En la cárcel tuvo oportunidad de leer mucho y de aprender sobre insectos (las moscas le apasionan) y fumigaciones, y decide montar una empresa de “control inofensivo de plagas”. Para esto se apoya en su mejor amiga, “la Manca”, a quien conoció en prisión, experta en el oficio de investigar paraderos.

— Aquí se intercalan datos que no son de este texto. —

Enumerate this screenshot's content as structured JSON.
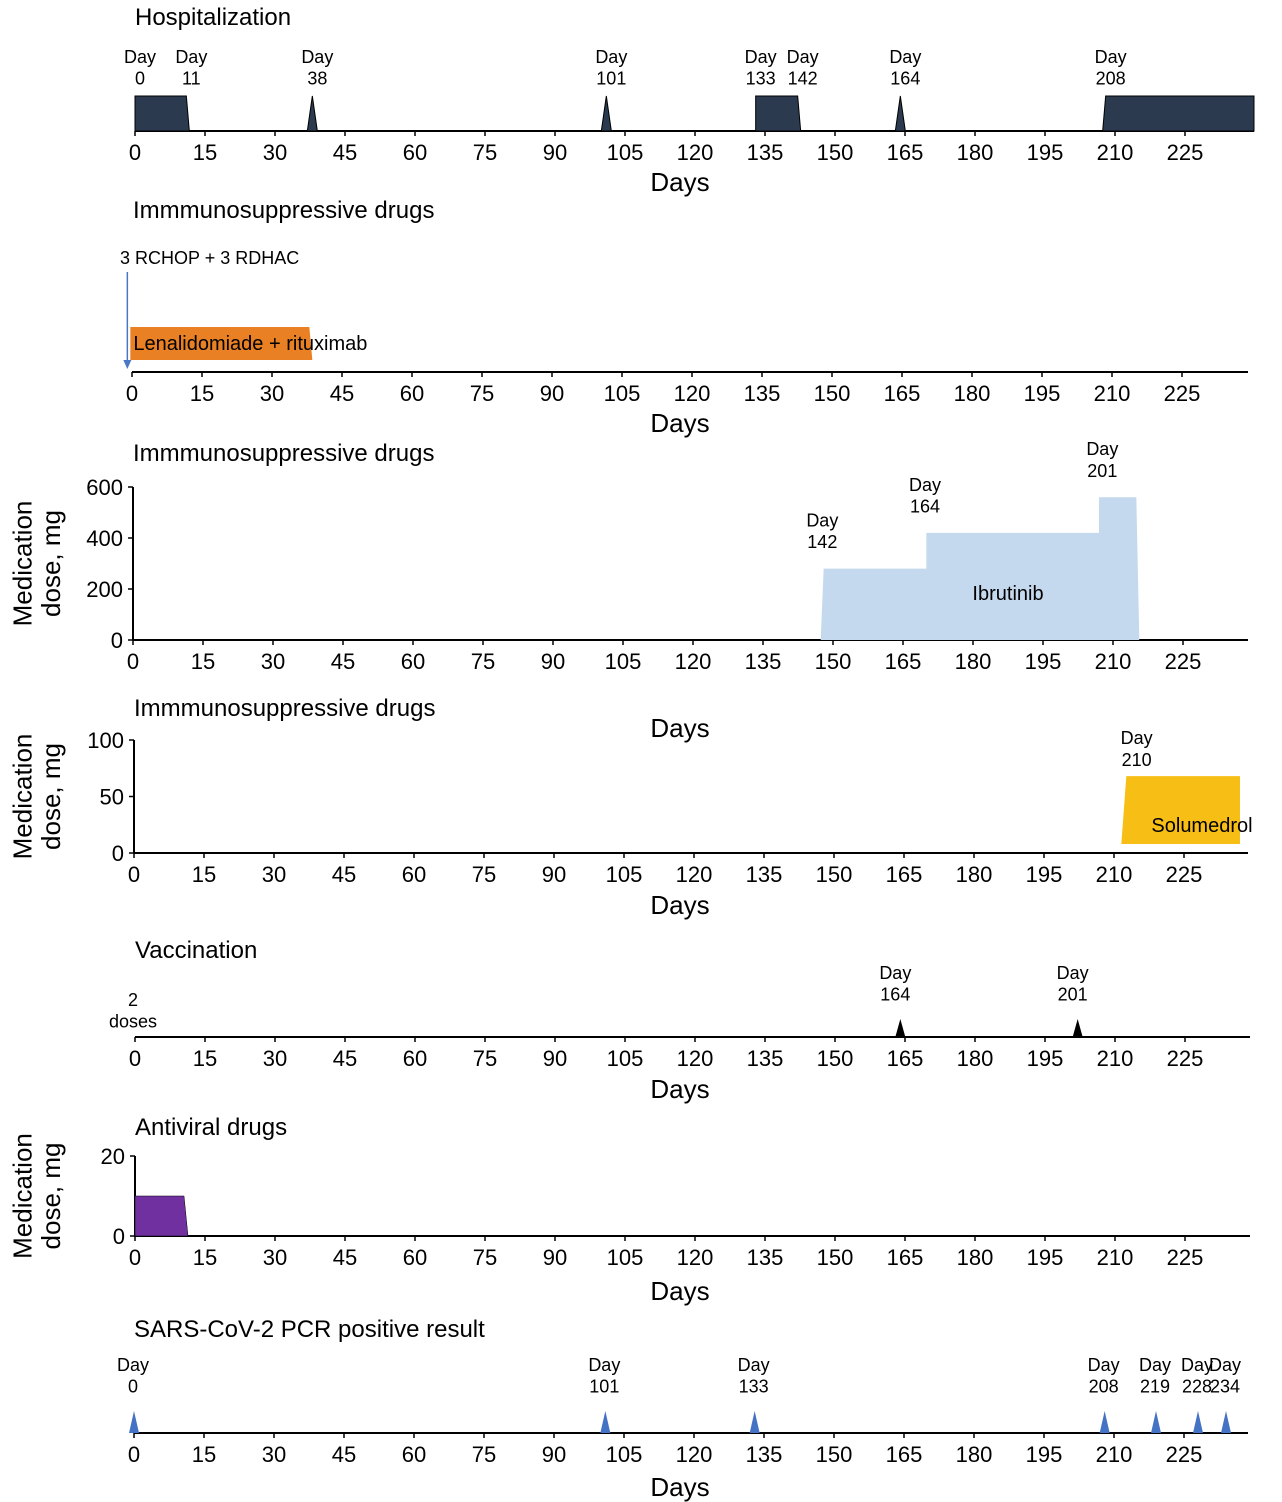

Hay un “coro” de mujeres que interviene como una asamblea que, al hilo del argumento principal, discute sobre cuestiones relativas a las fuerzas tangenciales de la novela
En ese afán de Inés por reinsertarse y olvidar que tiene una hija de la que nada sabe, esta moderna Medea se ve frente a una tesitura inesperada: una clienta le ofrece mucho dinero a cambio de que le consiga un veneno porque necesita acabar (dice) con la amante de su marido. Extraña similitud (piensa), pero la oferta es tentadora por todo lo que podría resolver en la vida de las dos amigas.

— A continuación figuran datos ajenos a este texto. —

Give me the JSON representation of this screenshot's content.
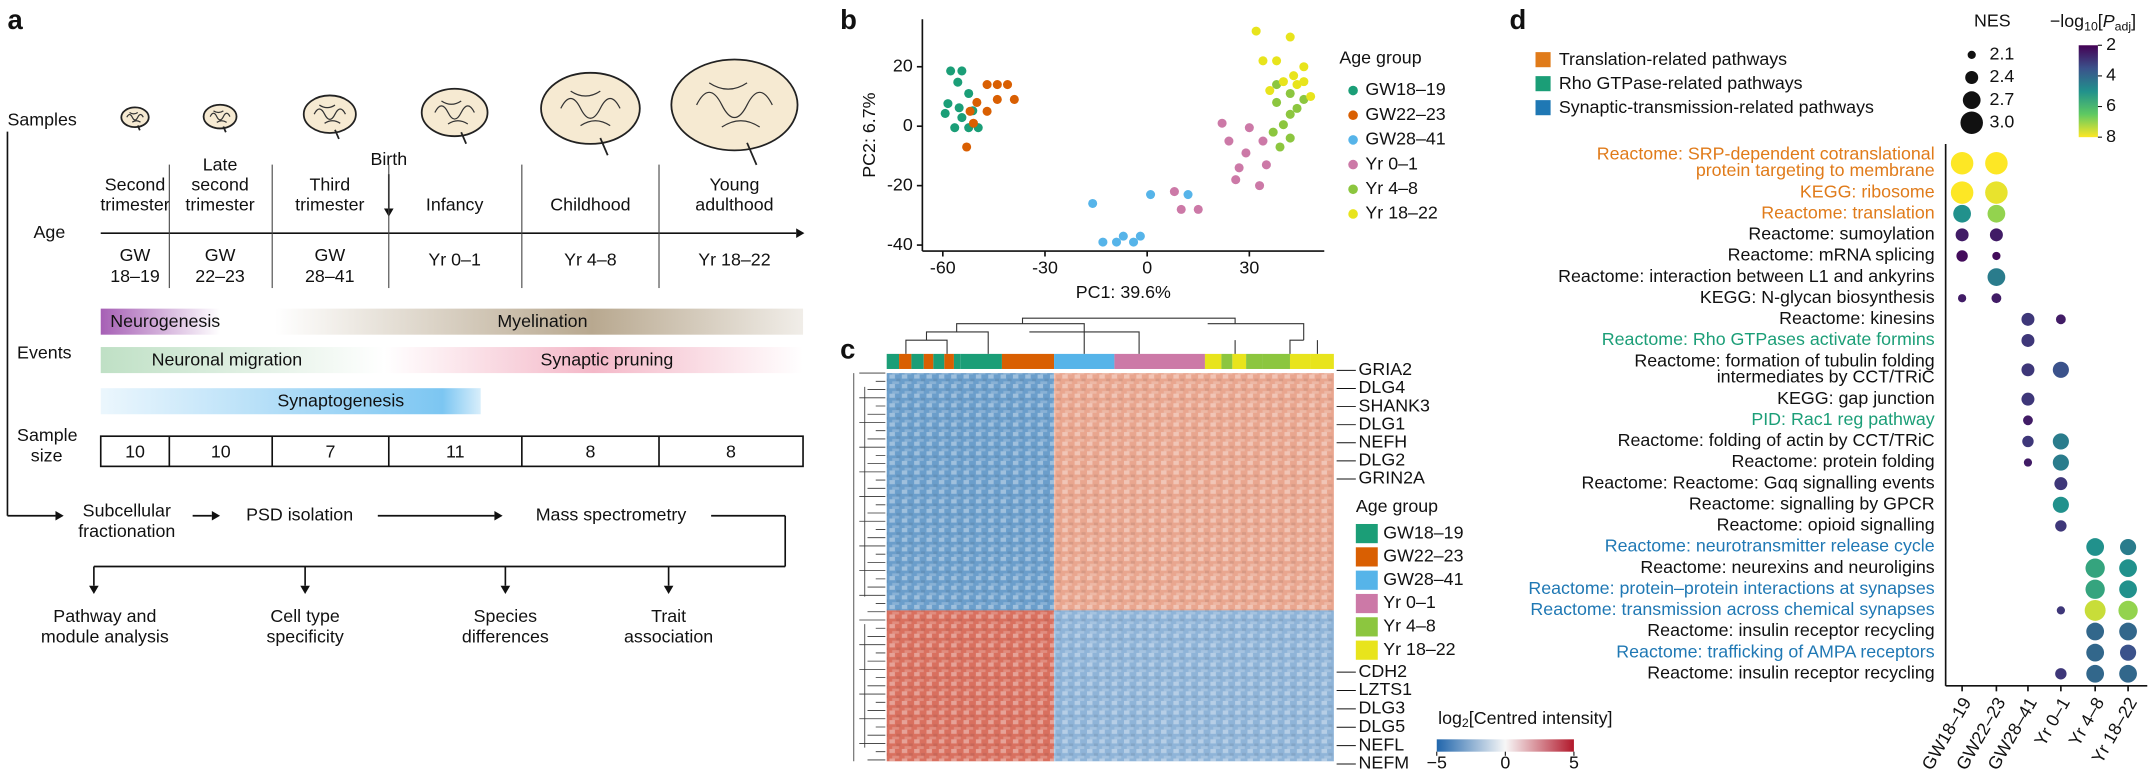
{
  "panel_a": {
    "label": "a",
    "row_labels": {
      "samples": "Samples",
      "age": "Age",
      "events": "Events",
      "sample_size": [
        "Sample",
        "size"
      ]
    },
    "stages": [
      [
        "Second",
        "trimester"
      ],
      [
        "Late",
        "second",
        "trimester"
      ],
      [
        "Third",
        "trimester"
      ],
      [
        "Infancy"
      ],
      [
        "Childhood"
      ],
      [
        "Young",
        "adulthood"
      ]
    ],
    "birth": "Birth",
    "age_groups": [
      [
        "GW",
        "18–19"
      ],
      [
        "GW",
        "22–23"
      ],
      [
        "GW",
        "28–41"
      ],
      [
        "Yr 0–1"
      ],
      [
        "Yr 4–8"
      ],
      [
        "Yr 18–22"
      ]
    ],
    "events": [
      "Neurogenesis",
      "Myelination",
      "Neuronal migration",
      "Synaptic pruning",
      "Synaptogenesis"
    ],
    "sample_sizes": [
      10,
      10,
      7,
      11,
      8,
      8
    ],
    "workflow": [
      [
        "Subcellular",
        "fractionation"
      ],
      [
        "PSD isolation"
      ],
      [
        "Mass spectrometry"
      ]
    ],
    "outputs": [
      [
        "Pathway and",
        "module analysis"
      ],
      [
        "Cell type",
        "specificity"
      ],
      [
        "Species",
        "differences"
      ],
      [
        "Trait",
        "association"
      ]
    ]
  },
  "chart_data": [
    {
      "type": "scatter",
      "label": "b",
      "xlabel": "PC1: 39.6%",
      "ylabel": "PC2: 6.7%",
      "legend_title": "Age group",
      "xlim": [
        -66,
        52
      ],
      "ylim": [
        -42,
        36
      ],
      "xticks": [
        -60,
        -30,
        0,
        30
      ],
      "yticks": [
        -40,
        -20,
        0,
        20
      ],
      "series": [
        {
          "name": "GW18–19",
          "color": "#1b9e77",
          "x": [
            -57.7,
            -54.4,
            -55.6,
            -52.4,
            -58.5,
            -55.2,
            -59.3,
            -54.4,
            -51.2,
            -56.5,
            -52.4,
            -49.6
          ],
          "values": [
            18.6,
            18.6,
            14.8,
            11,
            7.6,
            6.2,
            4.3,
            2.9,
            5.2,
            -0.5,
            -0.5,
            -0.5
          ]
        },
        {
          "name": "GW22–23",
          "color": "#d95f02",
          "x": [
            -47,
            -44,
            -41,
            -44,
            -39,
            -50,
            -47,
            -52,
            -51,
            -53
          ],
          "values": [
            14,
            14,
            14,
            9,
            9,
            8,
            5,
            5,
            1,
            -7
          ]
        },
        {
          "name": "GW28–41",
          "color": "#56b4e9",
          "x": [
            -16,
            -13,
            -9,
            -7,
            -4,
            -2,
            1,
            12
          ],
          "values": [
            -26,
            -39,
            -39,
            -37,
            -39,
            -37,
            -23,
            -23
          ]
        },
        {
          "name": "Yr 0–1",
          "color": "#cc79a7",
          "x": [
            22,
            30,
            24,
            34,
            29,
            27,
            35,
            26,
            33,
            8,
            15,
            10
          ],
          "values": [
            1,
            -0.5,
            -5,
            -5,
            -9,
            -14,
            -13,
            -18,
            -20,
            -22,
            -28,
            -28
          ]
        },
        {
          "name": "Yr 4–8",
          "color": "#8cc63f",
          "x": [
            38,
            42,
            46,
            38,
            44,
            42,
            40,
            37,
            42,
            39
          ],
          "values": [
            14,
            11,
            9,
            8,
            6,
            4,
            0.5,
            -2,
            -4,
            -7
          ]
        },
        {
          "name": "Yr 18–22",
          "color": "#e8e41c",
          "x": [
            32,
            42,
            34,
            38,
            46,
            43,
            40,
            44,
            36,
            46,
            48
          ],
          "values": [
            32,
            30,
            22,
            22,
            20,
            17,
            15,
            14,
            12,
            15,
            10
          ]
        }
      ]
    },
    {
      "type": "heatmap",
      "label": "c",
      "legend_title": "Age group",
      "genes_top": [
        "GRIA2",
        "DLG4",
        "SHANK3",
        "DLG1",
        "NEFH",
        "DLG2",
        "GRIN2A"
      ],
      "genes_bottom": [
        "CDH2",
        "LZTS1",
        "DLG3",
        "DLG5",
        "NEFL",
        "NEFM"
      ],
      "colorbar_title": [
        "log",
        "2",
        "[Centred intensity]"
      ],
      "clim": [
        -5,
        5
      ],
      "cticks": [
        {
          "value": -5,
          "label": "−5"
        },
        0,
        5
      ]
    },
    {
      "type": "dot",
      "label": "d",
      "categories": [
        "GW18–19",
        "GW22–23",
        "GW28–41",
        "Yr 0–1",
        "Yr 4–8",
        "Yr 18–22"
      ],
      "pathway_groups": [
        {
          "name": "Translation-related pathways",
          "color": "#e07b1a"
        },
        {
          "name": "Rho GTPase-related pathways",
          "color": "#1b9e77"
        },
        {
          "name": "Synaptic-transmission-related pathways",
          "color": "#1f78b4"
        }
      ],
      "size_title": "NES",
      "size_ticks": [
        2.1,
        2.4,
        2.7,
        {
          "value": 3,
          "label": "3.0"
        }
      ],
      "color_title": [
        "−log",
        "10",
        "[",
        "P",
        "adj",
        "]"
      ],
      "clim": [
        2,
        8
      ],
      "cticks": [
        2,
        4,
        6,
        8
      ],
      "rows": [
        {
          "label": [
            "Reactome: SRP-dependent cotranslational",
            "protein targeting to membrane"
          ],
          "group": 0,
          "nes": [
            3.0,
            3.0,
            null,
            null,
            null,
            null
          ],
          "logp": [
            8,
            8,
            null,
            null,
            null,
            null
          ]
        },
        {
          "label": [
            "KEGG: ribosome"
          ],
          "group": 0,
          "nes": [
            3.0,
            3.0,
            null,
            null,
            null,
            null
          ],
          "logp": [
            8,
            7.8,
            null,
            null,
            null,
            null
          ]
        },
        {
          "label": [
            "Reactome: translation"
          ],
          "group": 0,
          "nes": [
            2.7,
            2.7,
            null,
            null,
            null,
            null
          ],
          "logp": [
            5,
            7,
            null,
            null,
            null,
            null
          ]
        },
        {
          "label": [
            "Reactome: sumoylation"
          ],
          "nes": [
            2.4,
            2.4,
            null,
            null,
            null,
            null
          ],
          "logp": [
            2.5,
            2.5,
            null,
            null,
            null,
            null
          ]
        },
        {
          "label": [
            "Reactome: mRNA splicing"
          ],
          "nes": [
            2.3,
            2.1,
            null,
            null,
            null,
            null
          ],
          "logp": [
            2.2,
            2.2,
            null,
            null,
            null,
            null
          ]
        },
        {
          "label": [
            "Reactome: interaction between L1 and ankyrins"
          ],
          "nes": [
            null,
            2.7,
            null,
            null,
            null,
            null
          ],
          "logp": [
            null,
            4.5,
            null,
            null,
            null,
            null
          ]
        },
        {
          "label": [
            "KEGG: N-glycan biosynthesis"
          ],
          "nes": [
            2.1,
            2.2,
            null,
            null,
            null,
            null
          ],
          "logp": [
            2.5,
            2.5,
            null,
            null,
            null,
            null
          ]
        },
        {
          "label": [
            "Reactome: kinesins"
          ],
          "nes": [
            null,
            null,
            2.4,
            2.2,
            null,
            null
          ],
          "logp": [
            null,
            null,
            3,
            2.5,
            null,
            null
          ]
        },
        {
          "label": [
            "Reactome: Rho GTPases activate formins"
          ],
          "group": 1,
          "nes": [
            null,
            null,
            2.4,
            null,
            null,
            null
          ],
          "logp": [
            null,
            null,
            3,
            null,
            null,
            null
          ]
        },
        {
          "label": [
            "Reactome: formation of tubulin folding",
            "intermediates by CCT/TRiC"
          ],
          "nes": [
            null,
            null,
            2.4,
            2.6,
            null,
            null
          ],
          "logp": [
            null,
            null,
            3,
            3.5,
            null,
            null
          ]
        },
        {
          "label": [
            "KEGG: gap junction"
          ],
          "nes": [
            null,
            null,
            2.4,
            null,
            null,
            null
          ],
          "logp": [
            null,
            null,
            3,
            null,
            null,
            null
          ]
        },
        {
          "label": [
            "PID: Rac1 reg pathway"
          ],
          "group": 1,
          "nes": [
            null,
            null,
            2.2,
            null,
            null,
            null
          ],
          "logp": [
            null,
            null,
            2.5,
            null,
            null,
            null
          ]
        },
        {
          "label": [
            "Reactome: folding of actin by CCT/TRiC"
          ],
          "nes": [
            null,
            null,
            2.3,
            2.6,
            null,
            null
          ],
          "logp": [
            null,
            null,
            3,
            4.5,
            null,
            null
          ]
        },
        {
          "label": [
            "Reactome: protein folding"
          ],
          "nes": [
            null,
            null,
            2.1,
            2.6,
            null,
            null
          ],
          "logp": [
            null,
            null,
            2.5,
            4.5,
            null,
            null
          ]
        },
        {
          "label": [
            "Reactome: Reactome: Gαq signalling events"
          ],
          "nes": [
            null,
            null,
            null,
            2.4,
            null,
            null
          ],
          "logp": [
            null,
            null,
            null,
            3,
            null,
            null
          ]
        },
        {
          "label": [
            "Reactome: signalling by GPCR"
          ],
          "nes": [
            null,
            null,
            null,
            2.6,
            null,
            null
          ],
          "logp": [
            null,
            null,
            null,
            5,
            null,
            null
          ]
        },
        {
          "label": [
            "Reactome: opioid signalling"
          ],
          "nes": [
            null,
            null,
            null,
            2.3,
            null,
            null
          ],
          "logp": [
            null,
            null,
            null,
            3,
            null,
            null
          ]
        },
        {
          "label": [
            "Reactome: neurotransmitter release cycle"
          ],
          "group": 2,
          "nes": [
            null,
            null,
            null,
            null,
            2.7,
            2.6
          ],
          "logp": [
            null,
            null,
            null,
            null,
            5,
            4.5
          ]
        },
        {
          "label": [
            "Reactome: neurexins and neuroligins"
          ],
          "nes": [
            null,
            null,
            null,
            null,
            2.8,
            2.7
          ],
          "logp": [
            null,
            null,
            null,
            null,
            5.5,
            5
          ]
        },
        {
          "label": [
            "Reactome: protein–protein interactions at synapses"
          ],
          "group": 2,
          "nes": [
            null,
            null,
            null,
            null,
            2.8,
            2.7
          ],
          "logp": [
            null,
            null,
            null,
            null,
            5.5,
            5
          ]
        },
        {
          "label": [
            "Reactome: transmission across chemical synapses"
          ],
          "group": 2,
          "nes": [
            null,
            null,
            null,
            2.1,
            2.9,
            2.8
          ],
          "logp": [
            null,
            null,
            null,
            3,
            7.5,
            7
          ]
        },
        {
          "label": [
            "Reactome: insulin receptor recycling"
          ],
          "nes": [
            null,
            null,
            null,
            null,
            2.7,
            2.7
          ],
          "logp": [
            null,
            null,
            null,
            null,
            4,
            4
          ]
        },
        {
          "label": [
            "Reactome: trafficking of AMPA receptors"
          ],
          "group": 2,
          "nes": [
            null,
            null,
            null,
            null,
            2.7,
            2.6
          ],
          "logp": [
            null,
            null,
            null,
            null,
            4,
            3.5
          ]
        },
        {
          "label": [
            "Reactome: insulin receptor recycling"
          ],
          "nes": [
            null,
            null,
            null,
            2.3,
            2.7,
            2.7
          ],
          "logp": [
            null,
            null,
            null,
            3,
            4,
            4
          ]
        }
      ]
    }
  ]
}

Ahora bien, deben evaluar sus posibles consecuencias y someter el caso a una investigación de la que irán surgiendo hilos que harán que todo cambie en esta historia y las piezas vayan encajando (de un modo u otro) para sus protagonistas.
Pero hagamos un alto: no son ellas las únicas con voz en este reparto. Hay un “coro” de mujeres que, como en la Medea de Eurípides, la tragedia que inmortalizó el deseo de venganza de esta hacia su marido, interviene como una asamblea que, al hilo del argumento principal, discute sobre cuestiones relativas a las fuerzas tangenciales de la novela y nos recuerda que todos los ingredientes que van asaltando la trama proceden del dilema inicial: Inés y la superación del dolor y de la culpa.
Inés piensa mucho en las moscas, le fascina que su tiempo pasa cuatro veces más lento que el de los humanos, y a ella le hubiera gustado tener más tiempo, para pensar más y equivocarse menos. “El mundo sería otro si tuviéramos el tiempo de las moscas”, piensa.
No diremos más. Intenten armar con esto un relato posible sobre mujeres, madres e hijas, el propio dolor (porque cada dolor es diferente), las relaciones familiares, la amistad, el amor (vaya una a saber qué es)…
Y ahora sí: abramos paso a los lectores.